Monólogo para um cachorro morto
2008
Dez lâminas de mármore (155×260×5 cm cada) dispostas em duas fileiras com um vão de 20
cm. Na face interna de uma, texto esculpido do monólogo. Na face interna da fileira em frente,
lâmpadas e reatores incrustados iluminam o texto. Na face externa de uma das lâminas,
monitor de tela plana exibe filme em que o autor encosta o carro no acostamento da rodovia
Raposo Tavares, São Paulo, e vai até o guard-rail onde há um cachorro morto. Coloca uma
pequena base de mármore branco no chão e sobre ela um aparelho de som com os altofalantes voltados para o animal. Liga o aparelho, entra no carro e vai embora. Enquanto os
carros passam, o aparelho de som reproduz o texto “Monólogo para um cachorro morto”.

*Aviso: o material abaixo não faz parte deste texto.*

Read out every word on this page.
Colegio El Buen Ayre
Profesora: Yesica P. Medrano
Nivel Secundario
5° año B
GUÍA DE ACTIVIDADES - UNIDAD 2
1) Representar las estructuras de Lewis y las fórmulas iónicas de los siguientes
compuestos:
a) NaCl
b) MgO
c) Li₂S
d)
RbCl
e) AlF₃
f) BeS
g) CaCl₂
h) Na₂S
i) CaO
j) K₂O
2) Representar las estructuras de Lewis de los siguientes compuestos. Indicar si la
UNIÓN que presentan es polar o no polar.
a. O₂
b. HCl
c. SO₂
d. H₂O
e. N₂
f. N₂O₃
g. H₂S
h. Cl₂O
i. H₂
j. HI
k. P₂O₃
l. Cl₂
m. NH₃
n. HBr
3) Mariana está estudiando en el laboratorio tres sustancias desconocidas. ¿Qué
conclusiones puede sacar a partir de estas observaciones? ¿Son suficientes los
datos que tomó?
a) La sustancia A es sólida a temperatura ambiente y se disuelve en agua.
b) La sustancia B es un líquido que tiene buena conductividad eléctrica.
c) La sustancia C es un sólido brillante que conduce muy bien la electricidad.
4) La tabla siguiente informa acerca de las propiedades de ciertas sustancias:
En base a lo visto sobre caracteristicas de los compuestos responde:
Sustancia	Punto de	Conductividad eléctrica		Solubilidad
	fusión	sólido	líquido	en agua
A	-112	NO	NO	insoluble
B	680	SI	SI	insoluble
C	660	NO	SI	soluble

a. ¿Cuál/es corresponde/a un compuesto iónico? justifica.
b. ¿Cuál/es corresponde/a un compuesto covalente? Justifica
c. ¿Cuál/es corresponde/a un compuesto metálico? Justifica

Poesia (Pausa), entre nós dois. Entre nós dois meu anjo, meu nojo, minhas
mãos suadas e uma fenda. Vê, onde um corpo fendido recebe outro corpo e
um terceiro corpo nasce deles, entre eles, feito de. (Pausa) Vento, mau-cheiro,
delícia; sabão, carranca, monotonia. Assim: teu pêlo. Assim: a chuva. Ladrada.
Ou carne lacerada, imagem dentro do meu olho. Meu olho. Nós dois, meu olho.
Vê. Você aí. Aí, morto. (Mais alto) Permito que você morra. Permito que fique
assim, morto. Permito que o carro passe. Permito o vento, a buzina. Estou
doente. (Pausa) Doente porque vejo claramente, porque sei que à minha frente
há o pedregulho. Ei-lo, pedregulho. Permito o pedregulho. Ei-lo, corpo lavado.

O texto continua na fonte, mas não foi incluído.